Sheep and beef farm profits are predicted to halve this season, as the full impact of current lamb prices and drought kick in, Beef and Lamb New Zealand says.
Its mid-season update estimates farm profit before tax for the 2012-13 season will fall 54 per cent on last season, to an average of $73,000 across New Zealand.
This is largely due to sharply lower lamb prices and a consequent 27 per cent decrease in sheep revenue, Beef and Lamb NZ's economic service said.
The service's executive Rob Davison said lamb numbers were up, thanks to a 123 per cent lambing last spring and more hoggets producing lambs. However, this was not sufficient to offset the lower lamb price and impact of drought.
"The forecast average lamb price of $85 per head is down 25 per cent from last season's $113.60, which was the second highest on record," he said.
"This has, understandably, flowed through to farmers' bottom lines, with the result that profit levels will effectively halve for the season ending 30 September 2013. In inflation-adjusted terms, this returned profits to levels similar to the first decade of this century," he said.

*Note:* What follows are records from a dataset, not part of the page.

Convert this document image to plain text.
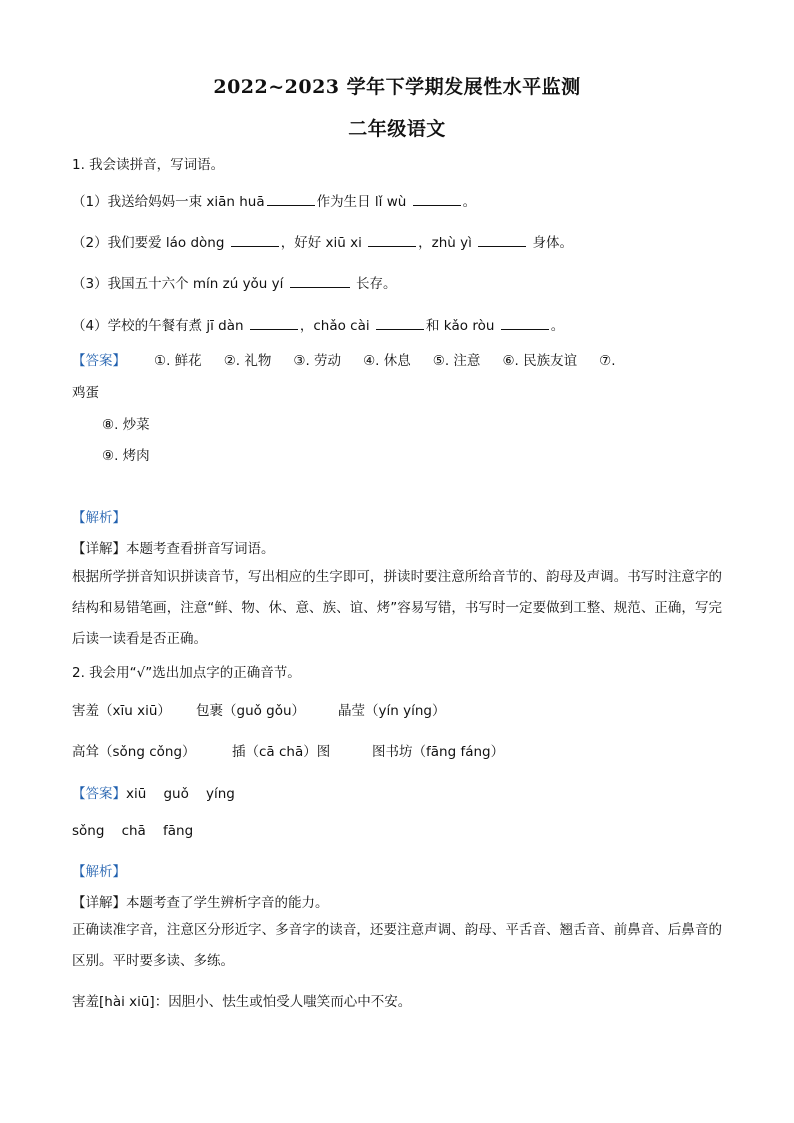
2022~2023 学年下学期发展性水平监测
二年级语文
1. 我会读拼音，写词语。
（1）我送给妈妈一束 xiān huā	作为生日 lǐ wù	。
（2）我们要爱 láo dòng	，好好 xiū xi	，zhù yì	身体。
（3）我国五十六个 mín zú yǒu yí	长存。
（4）学校的午餐有煮 jī dàn	，chǎo cài	和 kǎo ròu	。
【答案】 ①. 鲜花 ②. 礼物 ③. 劳动 ④. 休息 ⑤. 注意 ⑥. 民族友谊 ⑦.
鸡蛋
⑧. 炒菜
⑨. 烤肉
【解析】
【详解】本题考查看拼音写词语。
根据所学拼音知识拼读音节，写出相应的生字即可，拼读时要注意所给音节的、韵母及声调。书写时注意字的结构和易错笔画，注意“鲜、物、休、意、族、谊、烤”容易写错，书写时一定要做到工整、规范、正确，写完后读一读看是否正确。
2. 我会用“√”选出加点字的正确音节。
害羞（xīu xiū） 包裹（guǒ gǒu） 晶莹（yín yíng）
高耸（sǒng cǒng）	插（cā chā）图	图书坊（fāng fáng）
【答案】xiū    guǒ    yíng
sǒng    chā    fāng
【解析】
【详解】本题考查了学生辨析字音的能力。
正确读准字音，注意区分形近字、多音字的读音，还要注意声调、韵母、平舌音、翘舌音、前鼻音、后鼻音的区别。平时要多读、多练。
害羞[hài xiū]：因胆小、怯生或怕受人嗤笑而心中不安。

Davison said maintaining prices for lamb will be challenging.
"Europe's debt crisis is far from being solved and there is almost no growth in the region," he said.
There were concerns about economic prospects for the US, given its fiscal challenges. And China's economic growth has slowed to the lowest rate in a decade.
Cattle returns are predicted to drop 8.8 per cent, but Davison said the outlook was relatively positive, thanks to the supply situation in the United States.
Three years of drought in the US has reduced the country's total cattle numbers to 89.3 million head - the lowest tally since 1952.
Significantly, the US beef cow herd is the smallest it has been in decades and it will take years to rebuild breeding numbers, Davison said.